Export: support export of sources and globs

Review Request #2082 — Created April 15, 2015 and submitted

fkorotkov, zundel

Add information about sources and/or source globs to the information
returned by pants export. This will be useful for generating
sparse-checkout files for git. The glob information is,
unfortunately, somewhat imprecise; it loses information about
excludes. That's because that data is not always possible to
linearize into a list of (globs and negative globs), which is what
sparse-checkout requires.

Also add the ability to skip library information, so that this
information can be generated more quickly.

https://travis-ci.org/pantsbuild/pants/builds/58939408 green

  • 0
  • 0
  • 1
  • 0
  • 1
Description From Last Updated
  1. My general feeling about export is that it should accurately model the data in pants. We shouldn't be massaging the export to fit a particular external program, we should let that downstream app take the raw data from pants and massage it as it needs fit. So what I'm saying is that we sould make the new export format accurately model the data that we have, excludes and all. If yo have to ignore excludes in your sparse checkout code then so be it, but another use of the export file might need an accurate representation, then we'll have to do something really ugly to satisfy new users of the export file and existing apps.

    1. OK, I guess that's straightforward.

  2. Do we need to make these optional? Can we just add new fields to the output and let tools ignore the information if they don't want it?

    1. sources, at least, has the potential to seriously bloat the output, which might slow down some consumers. So I'm inclined to keep that one as optional. globs is probably fine to make non-optional.

  2. src/python/pants/base/target.py (Diff revision 2)

    Can you add a comment about what is going on with this attribute lookup? What type of object are we matching, and why isn't this an isinstance check?

    1. If an isinstance check would work here, I'd prefer that because I think it would fit better with the existing control flow.
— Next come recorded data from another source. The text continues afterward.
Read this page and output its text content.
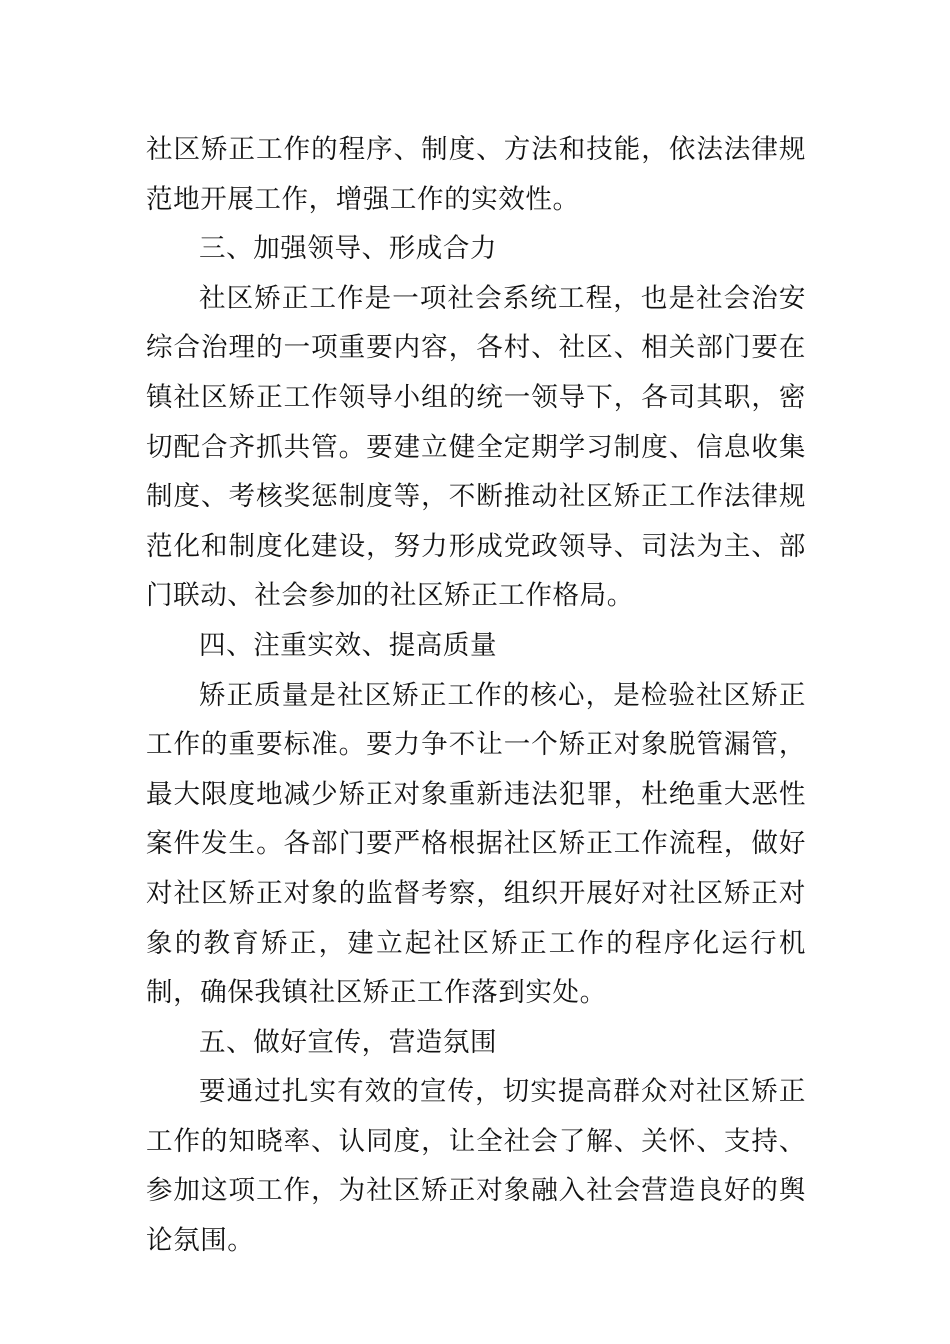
社区矫正工作的程序、制度、方法和技能，依法法律规范地开展工作，增强工作的实效性。

三、加强领导、形成合力

社区矫正工作是一项社会系统工程，也是社会治安综合治理的一项重要内容，各村、社区、相关部门要在镇社区矫正工作领导小组的统一领导下，各司其职，密切配合齐抓共管。要建立健全定期学习制度、信息收集制度、考核奖惩制度等，不断推动社区矫正工作法律规范化和制度化建设，努力形成党政领导、司法为主、部门联动、社会参加的社区矫正工作格局。

四、注重实效、提高质量

矫正质量是社区矫正工作的核心，是检验社区矫正工作的重要标准。要力争不让一个矫正对象脱管漏管，最大限度地减少矫正对象重新违法犯罪，杜绝重大恶性案件发生。各部门要严格根据社区矫正工作流程，做好对社区矫正对象的监督考察，组织开展好对社区矫正对象的教育矫正，建立起社区矫正工作的程序化运行机制，确保我镇社区矫正工作落到实处。

五、做好宣传，营造氛围

要通过扎实有效的宣传，切实提高群众对社区矫正工作的知晓率、认同度，让全社会了解、关怀、支持、参加这项工作，为社区矫正对象融入社会营造良好的舆论氛围。
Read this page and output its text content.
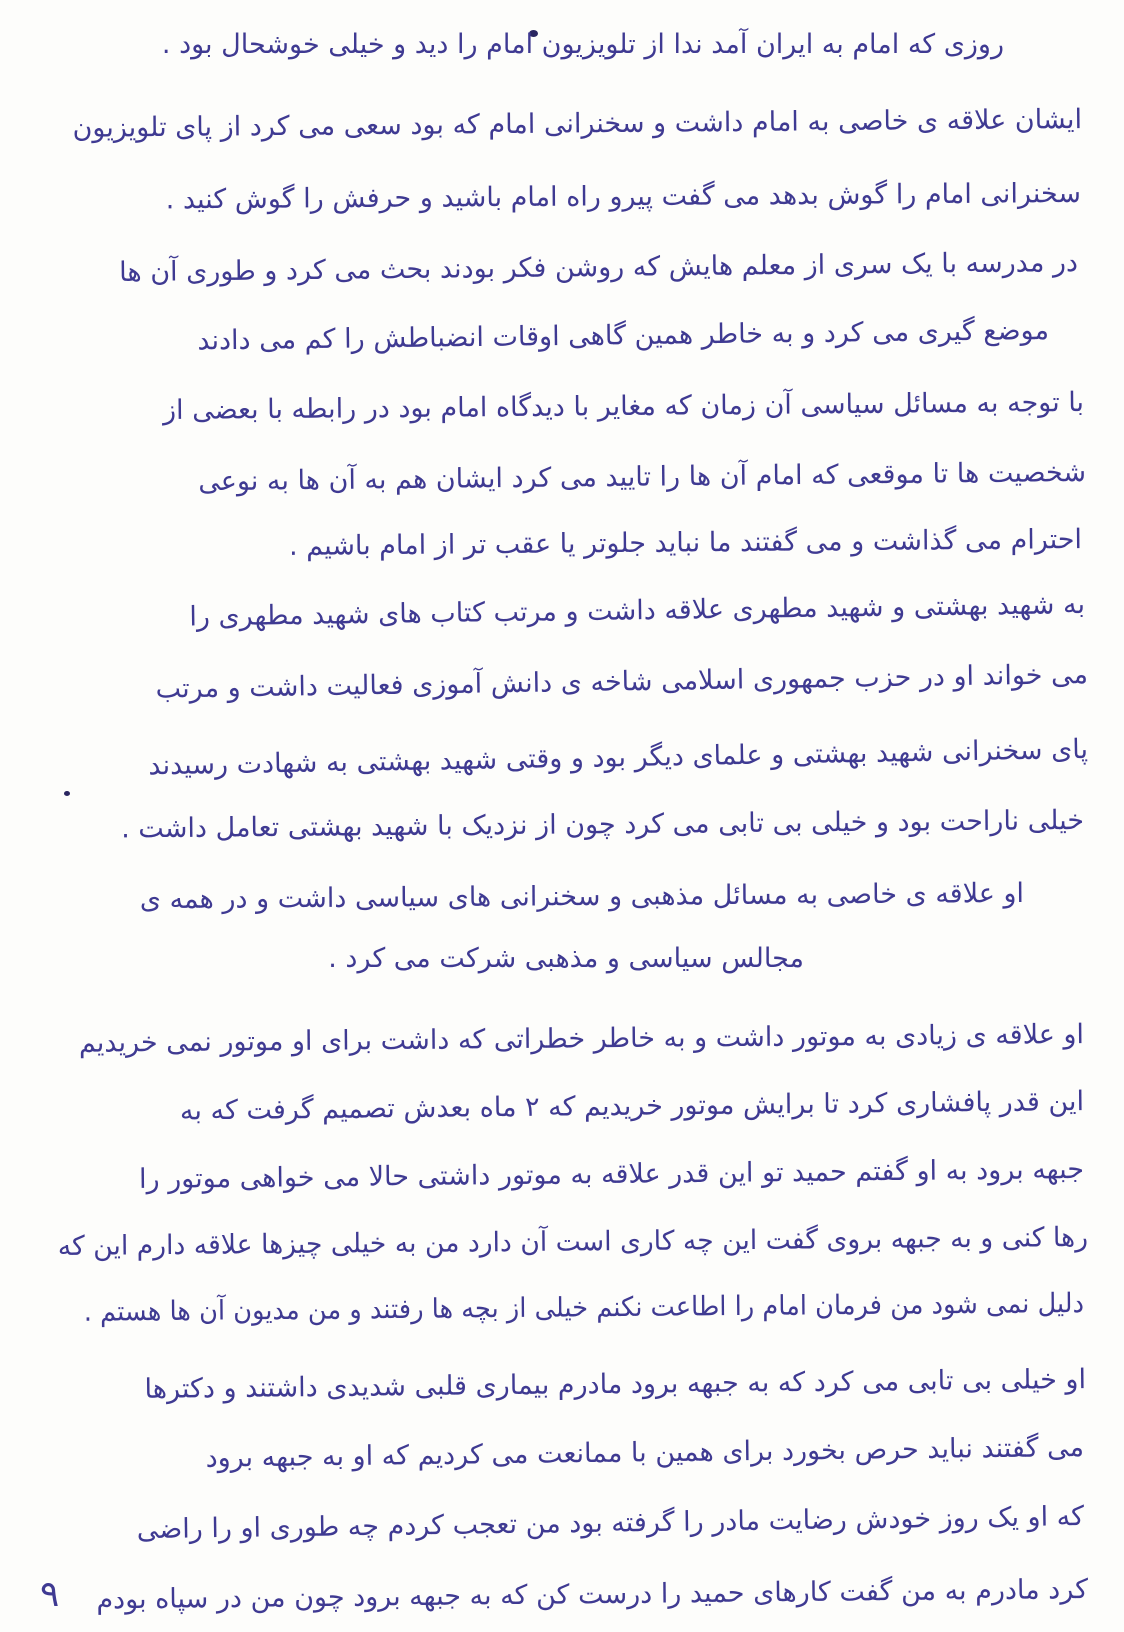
روزی که امام به ایران آمد ندا از تلویزیون امام را دید و خیلی خوشحال بود .
ایشان علاقه ی خاصی به امام داشت و سخنرانی امام که بود سعی می کرد از پای تلویزیون
سخنرانی امام را گوش بدهد می گفت پیرو راه امام باشید و حرفش را گوش کنید .
در مدرسه با یک سری از معلم هایش که روشن فکر بودند بحث می کرد و طوری آن ها
موضع گیری می کرد و به خاطر همین گاهی اوقات انضباطش را کم می دادند
با توجه به مسائل سیاسی آن زمان که مغایر با دیدگاه امام بود در رابطه با بعضی از
شخصیت ها تا موقعی که امام آن ها را تایید می کرد ایشان هم به آن ها به نوعی
احترام می گذاشت و می گفتند ما نباید جلوتر یا عقب تر از امام باشیم .
به شهید بهشتی و شهید مطهری علاقه داشت و مرتب کتاب های شهید مطهری را
می خواند او در حزب جمهوری اسلامی شاخه ی دانش آموزی فعالیت داشت و مرتب
پای سخنرانی شهید بهشتی و علمای دیگر بود و وقتی شهید بهشتی به شهادت رسیدند
خیلی ناراحت بود و خیلی بی تابی می کرد چون از نزدیک با شهید بهشتی تعامل داشت .
او علاقه ی خاصی به مسائل مذهبی و سخنرانی های سیاسی داشت و در همه ی
مجالس سیاسی و مذهبی شرکت می کرد .
او علاقه ی زیادی به موتور داشت و به خاطر خطراتی که داشت برای او موتور نمی خریدیم
این قدر پافشاری کرد تا برایش موتور خریدیم که ۲ ماه بعدش تصمیم گرفت که به
جبهه برود به او گفتم حمید تو این قدر علاقه به موتور داشتی حالا می خواهی موتور را
رها کنی و به جبهه بروی گفت این چه کاری است آن دارد من به خیلی چیزها علاقه دارم این که
دلیل نمی شود من فرمان امام را اطاعت نکنم خیلی از بچه ها رفتند و من مدیون آن ها هستم .
او خیلی بی تابی می کرد که به جبهه برود مادرم بیماری قلبی شدیدی داشتند و دکترها
می گفتند نباید حرص بخورد برای همین با ممانعت می کردیم که او به جبهه برود
که او یک روز خودش رضایت مادر را گرفته بود من تعجب کردم چه طوری او را راضی
کرد مادرم به من گفت کارهای حمید را درست کن که به جبهه برود چون من در سپاه بودم
۹
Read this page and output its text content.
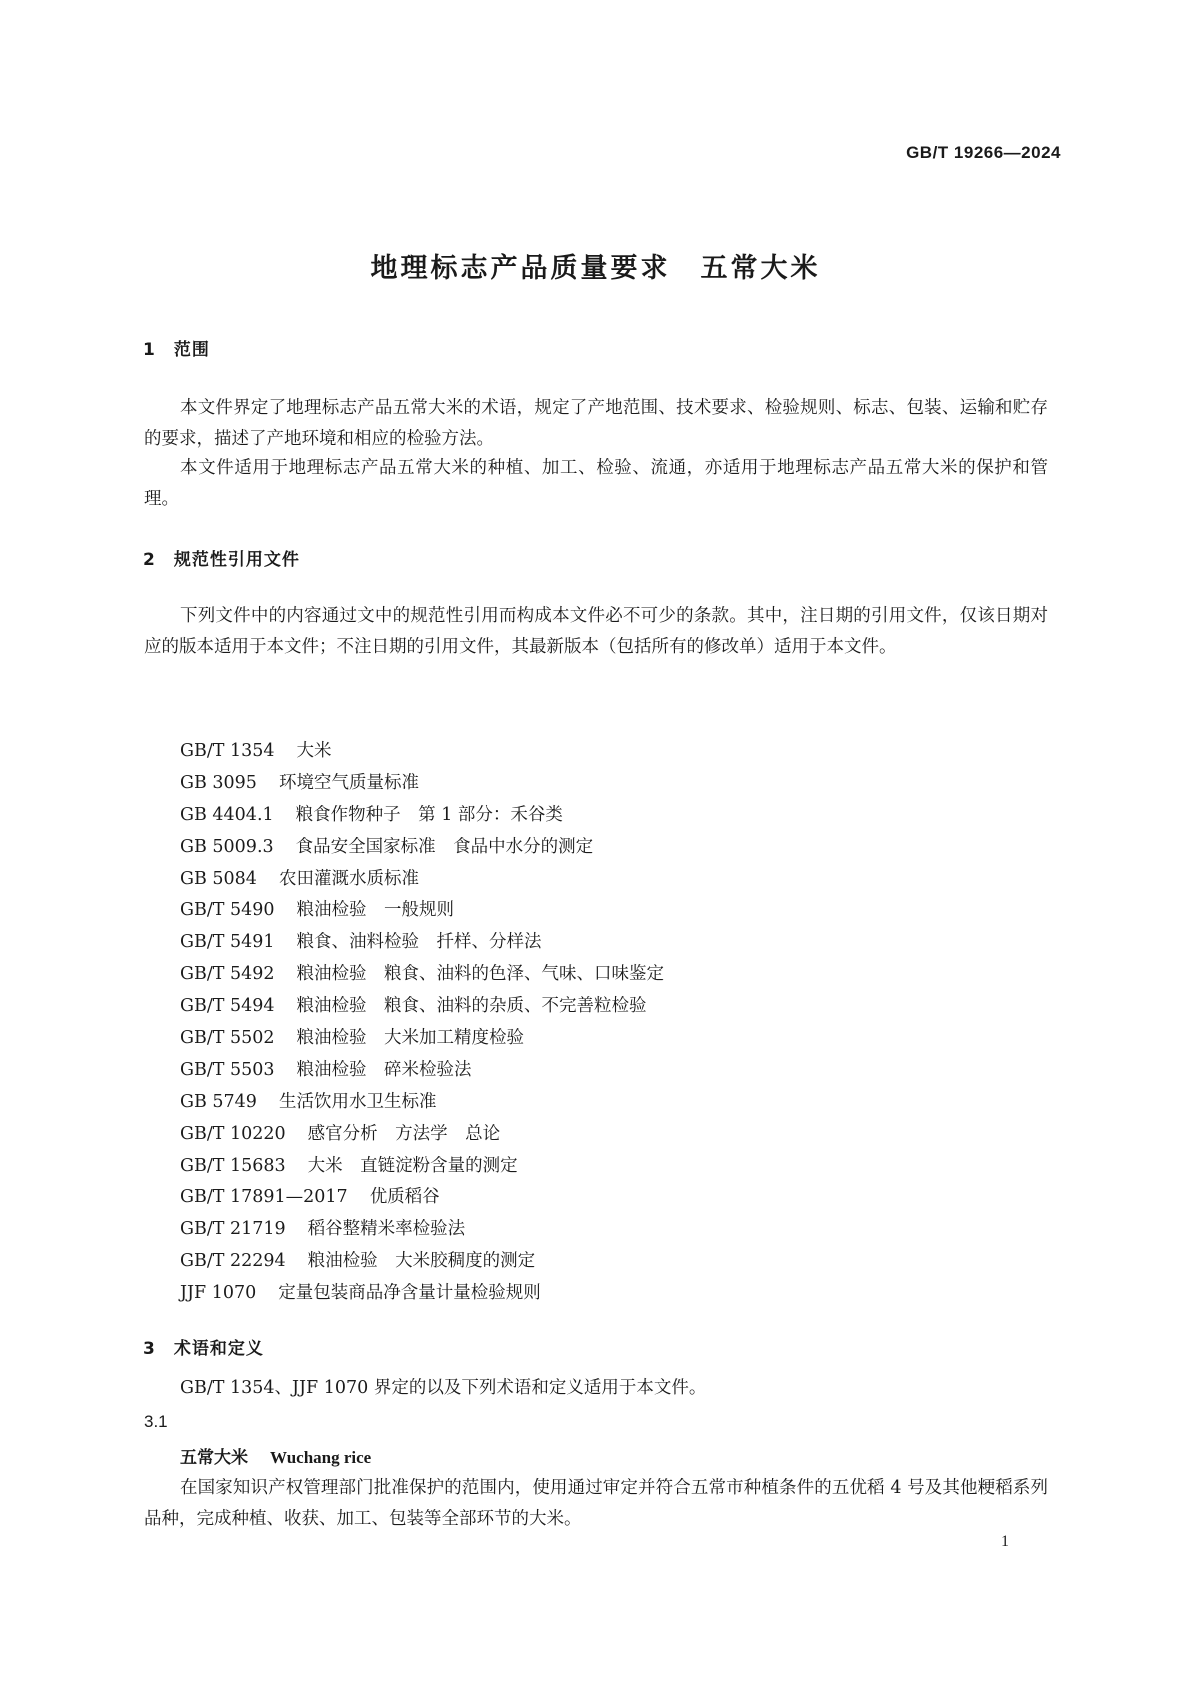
GB/T 19266—2024
地理标志产品质量要求　五常大米
1　范围

本文件界定了地理标志产品五常大米的术语，规定了产地范围、技术要求、检验规则、标志、包装、运输和贮存的要求，描述了产地环境和相应的检验方法。

本文件适用于地理标志产品五常大米的种植、加工、检验、流通，亦适用于地理标志产品五常大米的保护和管理。

2　规范性引用文件

下列文件中的内容通过文中的规范性引用而构成本文件必不可少的条款。其中，注日期的引用文件，仅该日期对应的版本适用于本文件；不注日期的引用文件，其最新版本（包括所有的修改单）适用于本文件。

GB/T 1354 大米
GB 3095 环境空气质量标准
GB 4404.1 粮食作物种子　第 1 部分：禾谷类
GB 5009.3 食品安全国家标准　食品中水分的测定
GB 5084 农田灌溉水质标准
GB/T 5490 粮油检验　一般规则
GB/T 5491 粮食、油料检验　扦样、分样法
GB/T 5492 粮油检验　粮食、油料的色泽、气味、口味鉴定
GB/T 5494 粮油检验　粮食、油料的杂质、不完善粒检验
GB/T 5502 粮油检验　大米加工精度检验
GB/T 5503 粮油检验　碎米检验法
GB 5749 生活饮用水卫生标准
GB/T 10220 感官分析　方法学　总论
GB/T 15683 大米　直链淀粉含量的测定
GB/T 17891—2017 优质稻谷
GB/T 21719 稻谷整精米率检验法
GB/T 22294 粮油检验　大米胶稠度的测定
JJF 1070 定量包装商品净含量计量检验规则
3　术语和定义

GB/T 1354、JJF 1070 界定的以及下列术语和定义适用于本文件。

3.1
五常大米 Wuchang rice

在国家知识产权管理部门批准保护的范围内，使用通过审定并符合五常市种植条件的五优稻 4 号及其他粳稻系列品种，完成种植、收获、加工、包装等全部环节的大米。

1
      • if is addr, return ...
      • if is filesetwithspec, return ...
      • otherwise, convert list of filenames; return ...
  3. src/python/pants/reporting/BUILD (Diff revision 2)

    Do we have a deprecation warning on fileset math yet?

    1. We don't, because fileset math comes from twitter.commons, so we can't easily add our own deprecation warning.

    2. We could with a wrapper maybe?... I think we need to deprecate this or else we're asking for a broken window where export breaks in any cases involving math.

  1. I've got a few suggestions, but I wouldn't call them blockers. This is an exciting change because I think it'll move things towards being able to rm some of the weirdnesses around detecting deleted files.

    My only concern with this change is that the term spec is a bit overloaded already. How would you feel about picking a slightly more specific name, maybe filespec?

  2. How about renaming this to to_filespec? If you aren't serializing to json, I feel like it's a little misleading.

  3. src/python/pants/backend/project_info/tasks/export.py (Diff revision 2)

    You could also guard this against library checking since ivy_info is unused if libraries is false.

  4. If you are skipping libraries, would you want to ignore JarLibrary's completely?

    1. Not necessarily? Mostly, I'm interested in the ability to skip the ivy resolve step.

  5. src/python/pants/backend/project_info/tasks/export.py (Diff revision 2)

    You could also guard this with the libraries flag.

    1. I could, but since that guard is already in get_transitive_jars, all I save is a function call at the cost of duplicating the check, since get_transitive_jars is called from two places.

  6. Maybe I'm missing something, but I think build_graph is unused by create_sources_field so I don't think it's necessary to add here.

  7. src/python/pants/base/payload_field.py (Diff revision 2)

    Document spec.

  8. src/python/pants/base/target.py (Diff revision 2)

    Do you want to special case DeferredSourceFields here or is it ok that they have a spec that's None?

    1. That's ok for my use case; if someone else feels different, we can always change it later.

  1. Can make the name of the field a bit more consistent, but otherwise looks good. Thanks!

    1. Unfortunately, a previous patch added exclude=[list], which is a bit confusing for a list of excludes. So we're going to have to stick with some of this inconsistency.

  2. src/python/pants/backend/core/wrapped_globs.py (Diff revisions 2 - 5)

    excludes or exclude?

  3. src/python/pants/backend/core/wrapped_globs.py (Diff revisions 2 - 5)

    exclude or excludes

Review request changed

Status: Closed (submitted)